We already talked about the technology adoption curve back in the article on the first day of our startup. Understanding what customers we want to get right now is crucial to avoid wasting anybody’s time.

Early on it’s pretty tough to say no to interested (and interesting) customers, but doing otherwise would put our company at risk and would steal the focus that we need to delight the right kind of customers.

I recommend reading Point Nine Capital’s Rodrigo’s post on this topic:

Net Promoter Score

Remember when the candidate I was interviewing wanted to know how far we could go without having angry customers? Well that’s something we want to measure then.

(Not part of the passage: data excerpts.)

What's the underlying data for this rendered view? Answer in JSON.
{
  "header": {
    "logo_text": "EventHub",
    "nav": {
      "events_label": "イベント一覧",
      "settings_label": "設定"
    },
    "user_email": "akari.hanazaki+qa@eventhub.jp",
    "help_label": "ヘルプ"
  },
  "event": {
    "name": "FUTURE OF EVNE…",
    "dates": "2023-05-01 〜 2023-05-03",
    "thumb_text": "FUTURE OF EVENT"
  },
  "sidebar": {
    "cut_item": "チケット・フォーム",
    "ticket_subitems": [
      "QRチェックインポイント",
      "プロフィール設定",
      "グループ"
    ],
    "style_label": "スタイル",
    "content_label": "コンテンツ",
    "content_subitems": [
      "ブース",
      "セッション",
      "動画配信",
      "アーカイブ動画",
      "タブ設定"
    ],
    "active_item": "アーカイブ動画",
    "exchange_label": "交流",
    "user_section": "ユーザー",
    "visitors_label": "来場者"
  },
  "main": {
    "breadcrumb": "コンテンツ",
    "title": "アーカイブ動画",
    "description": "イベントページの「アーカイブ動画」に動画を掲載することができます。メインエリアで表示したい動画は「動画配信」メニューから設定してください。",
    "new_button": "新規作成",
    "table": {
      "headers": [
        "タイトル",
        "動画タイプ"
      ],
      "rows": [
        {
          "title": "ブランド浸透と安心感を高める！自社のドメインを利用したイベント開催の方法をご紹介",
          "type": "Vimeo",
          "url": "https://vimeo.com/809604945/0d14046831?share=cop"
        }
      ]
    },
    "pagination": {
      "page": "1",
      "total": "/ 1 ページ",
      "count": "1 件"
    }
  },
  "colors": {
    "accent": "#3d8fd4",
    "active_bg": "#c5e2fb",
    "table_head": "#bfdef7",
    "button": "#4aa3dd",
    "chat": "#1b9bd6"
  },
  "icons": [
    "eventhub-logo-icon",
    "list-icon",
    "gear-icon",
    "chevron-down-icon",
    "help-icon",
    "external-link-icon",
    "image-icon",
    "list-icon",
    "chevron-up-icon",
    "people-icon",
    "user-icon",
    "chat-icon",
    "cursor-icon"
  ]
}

For that, I propose using NPS, or “Net Promote Score”, which is a mechanism that classifies your customers in three buckets (promoters, passives and detracters) and gives you a score that tells you how well your products or services are satisfying the customers. All by asking:

How likely is it that you would recommend our company/product/service to a friend or colleague?

Some months ago I shared my experience on using NPS to promote a business strategy shift at Redbooth. You can read about or watch it here:

Does product/market fit travel around the world?

An added challenge that we face at Factorial is that we’re serving very diverse customers in different parts of the world. Does it make sense to validate our PMF in different geographies? I think so, since both the market and the product change.

On-boarding an employee, asking for days off or enrolling in a benefits plan are things that are done slightly different depending on where you are, and that’s mostly what we do at Factorial for our customers.

One of our key concerns is making sure we understand the realities of different countries and solve country-specific issues well with our product. That’s a key part of scaling our business internationally.

Does your product/market fit change depending on the country?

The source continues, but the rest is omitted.